The chief drama of the life, set out here with perhaps excessive tact, was a sticky patch in the long and generally very happy marriage between Victor and Dorothy. Her drinking got entirely out of hand: he took a mistress in America for a while. The most illuminating aspect of this long and trying time, however, lies in the way in which Pritchett's devotion and decency rescued Dorothy — afterwards, handed a glass of wine at a party, she would simply pass it on to the nearest man without making a fuss — and dropped his mistress for the sake of his marriage. The letter in which he gave Barbara Kerr, his mistress, the final brush-off, must have been brutal to receive; but ultimately it speaks of Pritchett's decency and clarity of mind. The most telling compliment to Pritchett's goodness and tact is, as Treglown notes, that after the mid-1950s his fiction veers sharply away from the subjects of drinking and alcoholism. He and Dorothy had evidently had quite enough of that.

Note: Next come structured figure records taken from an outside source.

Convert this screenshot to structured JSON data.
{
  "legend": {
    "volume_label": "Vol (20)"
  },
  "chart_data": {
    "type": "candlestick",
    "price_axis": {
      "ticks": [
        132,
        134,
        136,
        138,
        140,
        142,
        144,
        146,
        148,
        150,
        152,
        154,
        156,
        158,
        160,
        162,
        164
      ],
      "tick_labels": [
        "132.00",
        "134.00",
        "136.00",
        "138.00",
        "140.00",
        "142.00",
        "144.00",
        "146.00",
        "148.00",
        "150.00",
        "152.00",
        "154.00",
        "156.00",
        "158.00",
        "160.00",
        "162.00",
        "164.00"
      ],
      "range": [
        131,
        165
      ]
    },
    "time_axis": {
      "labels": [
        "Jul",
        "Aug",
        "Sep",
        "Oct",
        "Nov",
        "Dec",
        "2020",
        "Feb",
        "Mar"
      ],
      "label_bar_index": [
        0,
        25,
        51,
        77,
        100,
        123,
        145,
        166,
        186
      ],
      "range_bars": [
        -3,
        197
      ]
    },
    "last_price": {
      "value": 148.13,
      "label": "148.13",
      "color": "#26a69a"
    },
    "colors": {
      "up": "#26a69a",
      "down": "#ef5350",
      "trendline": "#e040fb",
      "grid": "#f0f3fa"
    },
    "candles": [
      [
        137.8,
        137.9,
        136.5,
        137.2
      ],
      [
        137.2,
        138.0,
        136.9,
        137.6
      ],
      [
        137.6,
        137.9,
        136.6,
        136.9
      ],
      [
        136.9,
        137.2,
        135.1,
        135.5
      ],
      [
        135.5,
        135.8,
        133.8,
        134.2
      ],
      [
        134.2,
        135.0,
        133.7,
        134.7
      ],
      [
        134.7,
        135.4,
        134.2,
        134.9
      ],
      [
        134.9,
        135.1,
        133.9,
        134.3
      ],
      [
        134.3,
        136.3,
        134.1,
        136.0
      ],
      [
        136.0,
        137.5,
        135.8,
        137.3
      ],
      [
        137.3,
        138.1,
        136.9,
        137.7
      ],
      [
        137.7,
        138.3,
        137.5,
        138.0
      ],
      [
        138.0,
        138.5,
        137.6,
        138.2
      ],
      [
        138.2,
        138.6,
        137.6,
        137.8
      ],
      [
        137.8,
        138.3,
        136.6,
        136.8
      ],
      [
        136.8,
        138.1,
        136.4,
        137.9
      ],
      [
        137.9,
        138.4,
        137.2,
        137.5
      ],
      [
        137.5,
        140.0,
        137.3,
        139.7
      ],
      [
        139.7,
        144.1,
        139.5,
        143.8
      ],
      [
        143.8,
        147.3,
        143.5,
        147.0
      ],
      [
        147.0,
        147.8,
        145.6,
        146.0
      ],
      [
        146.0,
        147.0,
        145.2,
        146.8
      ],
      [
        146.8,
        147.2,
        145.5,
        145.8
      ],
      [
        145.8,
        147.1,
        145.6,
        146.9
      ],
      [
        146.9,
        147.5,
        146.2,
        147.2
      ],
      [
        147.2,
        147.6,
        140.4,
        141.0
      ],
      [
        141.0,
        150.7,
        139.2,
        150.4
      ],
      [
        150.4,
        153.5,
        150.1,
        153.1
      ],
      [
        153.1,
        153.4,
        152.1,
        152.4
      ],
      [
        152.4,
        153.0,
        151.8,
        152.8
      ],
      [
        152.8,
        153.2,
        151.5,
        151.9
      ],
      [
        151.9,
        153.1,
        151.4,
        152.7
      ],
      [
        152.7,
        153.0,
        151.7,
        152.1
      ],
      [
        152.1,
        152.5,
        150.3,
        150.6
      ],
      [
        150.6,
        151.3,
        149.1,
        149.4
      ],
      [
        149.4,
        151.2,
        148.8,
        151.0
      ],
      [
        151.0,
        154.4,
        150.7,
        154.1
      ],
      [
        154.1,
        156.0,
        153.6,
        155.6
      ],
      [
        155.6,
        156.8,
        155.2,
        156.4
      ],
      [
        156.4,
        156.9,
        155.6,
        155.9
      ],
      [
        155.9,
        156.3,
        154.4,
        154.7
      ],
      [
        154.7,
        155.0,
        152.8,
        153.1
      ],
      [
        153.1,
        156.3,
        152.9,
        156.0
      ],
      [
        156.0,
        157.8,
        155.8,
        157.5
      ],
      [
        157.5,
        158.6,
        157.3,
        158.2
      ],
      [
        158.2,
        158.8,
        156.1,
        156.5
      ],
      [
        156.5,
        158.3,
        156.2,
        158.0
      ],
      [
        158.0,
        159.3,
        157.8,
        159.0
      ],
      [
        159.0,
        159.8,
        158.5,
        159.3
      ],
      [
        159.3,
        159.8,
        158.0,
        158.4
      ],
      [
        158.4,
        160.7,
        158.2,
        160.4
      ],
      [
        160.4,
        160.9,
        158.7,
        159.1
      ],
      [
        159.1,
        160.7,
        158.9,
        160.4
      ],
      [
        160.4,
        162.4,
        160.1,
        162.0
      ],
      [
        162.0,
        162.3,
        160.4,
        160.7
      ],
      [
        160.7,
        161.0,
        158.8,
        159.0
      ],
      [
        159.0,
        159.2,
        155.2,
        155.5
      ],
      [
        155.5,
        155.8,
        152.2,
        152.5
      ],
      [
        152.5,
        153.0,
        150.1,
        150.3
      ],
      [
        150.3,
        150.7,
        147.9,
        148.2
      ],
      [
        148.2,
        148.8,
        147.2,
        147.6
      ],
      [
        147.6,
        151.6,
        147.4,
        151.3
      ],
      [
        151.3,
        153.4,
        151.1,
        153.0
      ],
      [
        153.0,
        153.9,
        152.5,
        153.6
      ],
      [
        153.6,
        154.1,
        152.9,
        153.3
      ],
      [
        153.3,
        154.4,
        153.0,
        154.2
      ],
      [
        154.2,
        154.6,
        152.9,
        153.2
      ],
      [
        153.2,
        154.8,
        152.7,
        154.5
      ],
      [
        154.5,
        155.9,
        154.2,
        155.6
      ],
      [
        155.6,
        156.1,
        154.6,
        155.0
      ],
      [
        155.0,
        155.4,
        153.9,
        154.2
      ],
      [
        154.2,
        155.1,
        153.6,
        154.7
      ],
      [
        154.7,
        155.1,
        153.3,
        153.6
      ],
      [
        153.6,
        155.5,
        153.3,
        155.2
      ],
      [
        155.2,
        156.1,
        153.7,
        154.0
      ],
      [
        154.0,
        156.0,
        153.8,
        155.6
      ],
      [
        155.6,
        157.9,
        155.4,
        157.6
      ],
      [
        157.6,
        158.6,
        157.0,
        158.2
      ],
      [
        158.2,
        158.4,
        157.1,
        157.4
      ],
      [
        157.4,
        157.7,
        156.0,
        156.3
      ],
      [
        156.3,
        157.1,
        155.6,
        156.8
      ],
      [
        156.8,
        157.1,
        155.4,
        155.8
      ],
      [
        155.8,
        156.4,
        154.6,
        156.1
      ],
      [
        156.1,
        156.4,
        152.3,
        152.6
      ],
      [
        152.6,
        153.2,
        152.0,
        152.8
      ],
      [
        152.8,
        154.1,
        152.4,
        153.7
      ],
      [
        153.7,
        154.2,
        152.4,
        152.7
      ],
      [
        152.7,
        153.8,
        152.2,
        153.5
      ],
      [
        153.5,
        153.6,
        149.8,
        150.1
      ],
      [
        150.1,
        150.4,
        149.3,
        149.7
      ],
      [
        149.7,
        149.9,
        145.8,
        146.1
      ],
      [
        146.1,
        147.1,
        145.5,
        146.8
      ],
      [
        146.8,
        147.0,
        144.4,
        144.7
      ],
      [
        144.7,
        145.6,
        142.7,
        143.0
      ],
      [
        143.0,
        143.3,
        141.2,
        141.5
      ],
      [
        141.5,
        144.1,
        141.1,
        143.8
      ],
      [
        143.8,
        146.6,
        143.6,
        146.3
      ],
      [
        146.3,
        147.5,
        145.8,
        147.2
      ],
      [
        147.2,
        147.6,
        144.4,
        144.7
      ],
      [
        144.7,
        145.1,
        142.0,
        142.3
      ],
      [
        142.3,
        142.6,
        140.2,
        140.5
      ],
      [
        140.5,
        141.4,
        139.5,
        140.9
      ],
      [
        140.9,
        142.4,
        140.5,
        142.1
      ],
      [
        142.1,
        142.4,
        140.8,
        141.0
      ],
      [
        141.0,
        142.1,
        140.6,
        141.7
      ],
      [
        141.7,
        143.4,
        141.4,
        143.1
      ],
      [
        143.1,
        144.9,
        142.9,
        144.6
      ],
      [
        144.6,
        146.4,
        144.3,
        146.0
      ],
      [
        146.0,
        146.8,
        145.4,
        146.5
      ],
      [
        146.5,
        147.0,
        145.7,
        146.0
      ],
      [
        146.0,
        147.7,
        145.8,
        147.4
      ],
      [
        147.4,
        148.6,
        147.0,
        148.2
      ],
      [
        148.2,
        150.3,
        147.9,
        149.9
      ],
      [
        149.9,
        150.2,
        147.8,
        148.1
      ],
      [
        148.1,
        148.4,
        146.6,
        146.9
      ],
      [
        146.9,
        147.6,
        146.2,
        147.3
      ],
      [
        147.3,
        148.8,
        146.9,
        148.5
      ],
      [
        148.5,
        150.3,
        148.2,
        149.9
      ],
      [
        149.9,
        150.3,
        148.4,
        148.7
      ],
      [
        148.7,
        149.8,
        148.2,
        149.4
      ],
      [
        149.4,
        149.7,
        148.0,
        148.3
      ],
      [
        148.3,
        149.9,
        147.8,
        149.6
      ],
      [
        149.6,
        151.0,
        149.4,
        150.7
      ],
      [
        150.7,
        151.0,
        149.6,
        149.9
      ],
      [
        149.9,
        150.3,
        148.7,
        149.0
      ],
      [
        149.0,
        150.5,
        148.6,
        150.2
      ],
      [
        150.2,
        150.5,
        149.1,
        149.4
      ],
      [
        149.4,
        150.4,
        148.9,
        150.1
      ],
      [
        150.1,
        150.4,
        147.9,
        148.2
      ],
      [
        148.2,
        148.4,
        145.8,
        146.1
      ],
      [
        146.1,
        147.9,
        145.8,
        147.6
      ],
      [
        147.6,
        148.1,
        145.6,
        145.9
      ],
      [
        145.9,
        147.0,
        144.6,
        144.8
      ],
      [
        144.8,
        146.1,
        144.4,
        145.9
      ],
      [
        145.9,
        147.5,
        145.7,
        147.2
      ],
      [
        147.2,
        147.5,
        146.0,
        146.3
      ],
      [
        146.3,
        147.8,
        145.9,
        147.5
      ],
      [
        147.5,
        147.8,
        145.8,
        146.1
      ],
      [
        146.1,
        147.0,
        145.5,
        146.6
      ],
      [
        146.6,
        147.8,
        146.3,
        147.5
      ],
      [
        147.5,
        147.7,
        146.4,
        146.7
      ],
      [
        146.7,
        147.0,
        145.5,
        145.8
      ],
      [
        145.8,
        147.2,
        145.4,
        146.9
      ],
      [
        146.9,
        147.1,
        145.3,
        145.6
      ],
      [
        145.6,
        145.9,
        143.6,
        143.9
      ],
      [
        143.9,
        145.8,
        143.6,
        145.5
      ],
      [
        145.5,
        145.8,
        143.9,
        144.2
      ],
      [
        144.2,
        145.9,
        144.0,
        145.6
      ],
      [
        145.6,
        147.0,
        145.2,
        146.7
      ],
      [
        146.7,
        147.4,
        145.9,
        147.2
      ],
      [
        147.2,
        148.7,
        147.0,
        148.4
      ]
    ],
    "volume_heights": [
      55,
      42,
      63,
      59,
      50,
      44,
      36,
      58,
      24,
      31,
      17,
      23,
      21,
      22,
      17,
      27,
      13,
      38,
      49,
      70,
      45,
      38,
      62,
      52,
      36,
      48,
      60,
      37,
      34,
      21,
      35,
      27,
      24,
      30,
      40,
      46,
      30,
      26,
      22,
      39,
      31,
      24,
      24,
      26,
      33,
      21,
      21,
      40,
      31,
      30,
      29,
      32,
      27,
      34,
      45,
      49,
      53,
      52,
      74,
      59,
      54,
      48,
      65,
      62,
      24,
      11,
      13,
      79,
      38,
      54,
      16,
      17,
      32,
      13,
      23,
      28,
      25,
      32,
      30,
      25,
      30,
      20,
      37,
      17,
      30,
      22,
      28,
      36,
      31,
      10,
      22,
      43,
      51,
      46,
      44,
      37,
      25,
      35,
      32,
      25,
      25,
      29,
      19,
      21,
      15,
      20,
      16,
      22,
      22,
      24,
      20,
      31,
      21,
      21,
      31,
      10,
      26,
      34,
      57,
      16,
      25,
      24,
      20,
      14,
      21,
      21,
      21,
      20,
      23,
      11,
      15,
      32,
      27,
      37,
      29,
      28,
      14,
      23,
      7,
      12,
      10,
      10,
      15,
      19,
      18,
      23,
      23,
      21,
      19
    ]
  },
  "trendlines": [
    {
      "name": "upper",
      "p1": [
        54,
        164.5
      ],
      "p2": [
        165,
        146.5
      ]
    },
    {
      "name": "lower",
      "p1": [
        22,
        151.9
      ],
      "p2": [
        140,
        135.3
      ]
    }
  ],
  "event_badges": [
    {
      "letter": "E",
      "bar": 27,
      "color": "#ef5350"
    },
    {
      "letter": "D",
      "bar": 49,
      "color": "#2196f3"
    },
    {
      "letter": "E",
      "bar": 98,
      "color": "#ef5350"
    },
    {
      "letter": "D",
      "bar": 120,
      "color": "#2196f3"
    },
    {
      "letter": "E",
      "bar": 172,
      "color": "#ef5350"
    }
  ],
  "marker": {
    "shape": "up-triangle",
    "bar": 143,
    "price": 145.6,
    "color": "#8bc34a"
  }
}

This is a good biography, though on the brisk side; it gives a very convincing sense of Pritchett's personality and individual charm. On the work, it is rather disappointing; it foregrounds the novels, which, with the exception of Mr Belancle, are very patchy, at the expense of the incomparable short stories. Surprisingly few of the stories are really considered — to my astonishment, he doesn't mention 'The Camberwell Beauty', the most famous of them all. When they are described, Treglown sometimes seems to miss the point — I don't see any basis for suggesting that the appalling story the barber tells in 'You Make Your Own Life' might be his own invention. The book is engaging and interesting; but, given the mysterious decline in Pritchett's reputation in recent years, it would have benefited from a proper, extensive consideration of the short stories as a whole. The book gives the odd impression that they were only part of Pritchett's work; in reality, they are at the centre of his achievement, and at the centre of the tradition of English short fiction.